Academic programs develop farmers
Roger Ridenour grew up on a farm in western Pennsylvania, but he is learning about farming in Alaska from the School of Natural Resources and Extension.
“I know farming in Pennsylvania but Alaska makes it twice as hard,” says Ridenour, who came to Alaska as a tuba player with the Army and stayed. He and his wife bought 63 acres to farm near North Pole.
So far he has taken classes on greenhouse management, plant science, soils, sustainable agriculture and plant propagation. He hopes to have a producing greenhouse within four years, and also raise vegetables, pigs, chickens and cows.
Horticulturist Meriam Karlsson, the department chair for the agriculture and horticulture program, said the school is definitely improving students’ awareness about food production, which is important since an estimated 90 to 95 percent of food eaten in Alaska is imported. Ridenour believes that farming in Alaska has a future. "Alaska food security is a problem that needs to be fixed,” he said. “I plan on being part of the solution."

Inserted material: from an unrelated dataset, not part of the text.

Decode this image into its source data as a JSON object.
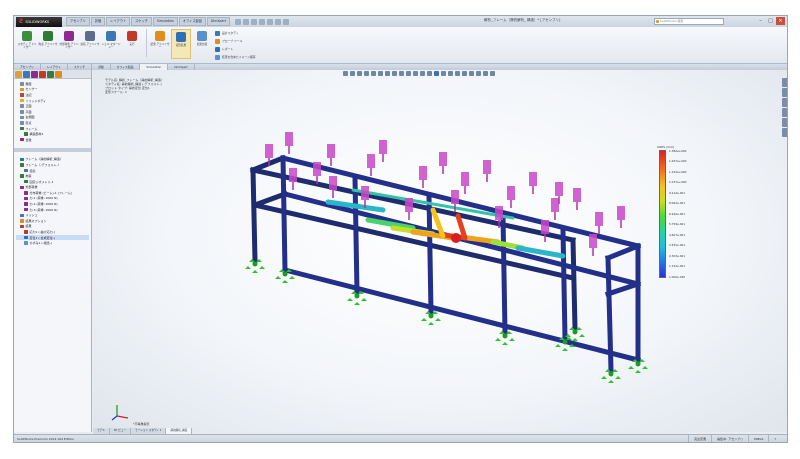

“To be sustainable, you have to make a profit,” notes Karlsson.Karlsson team teaches a new class, Principles of Sustainable Agriculture. Students learn how to make farming sustainable from ecological, social and economic viewpoints. They read and discuss farm case studies and learn about sustainable management of soil, plants and animals. They are also grounded in the practical aspects of farming.
- An animal science class covers the science of livestock production. Students can also take that knowledge on the road. As part of another class about Alaska natural resources issues, they tour livestock operations and meet producers.
- The Calypso Farm and Ecology Center in Fairbanks offers a hands-on farmer practicum that is part of the school’s offerings. Participants live on the farm and learn about planting, weeding, harvesting, composting, farm planning, raising livestock and more.
- Agriculture was one of five fields of study offered at the Alaska Agricultural College and School of Mines (now University of Alaska Fairbanks) when it opened in 1922.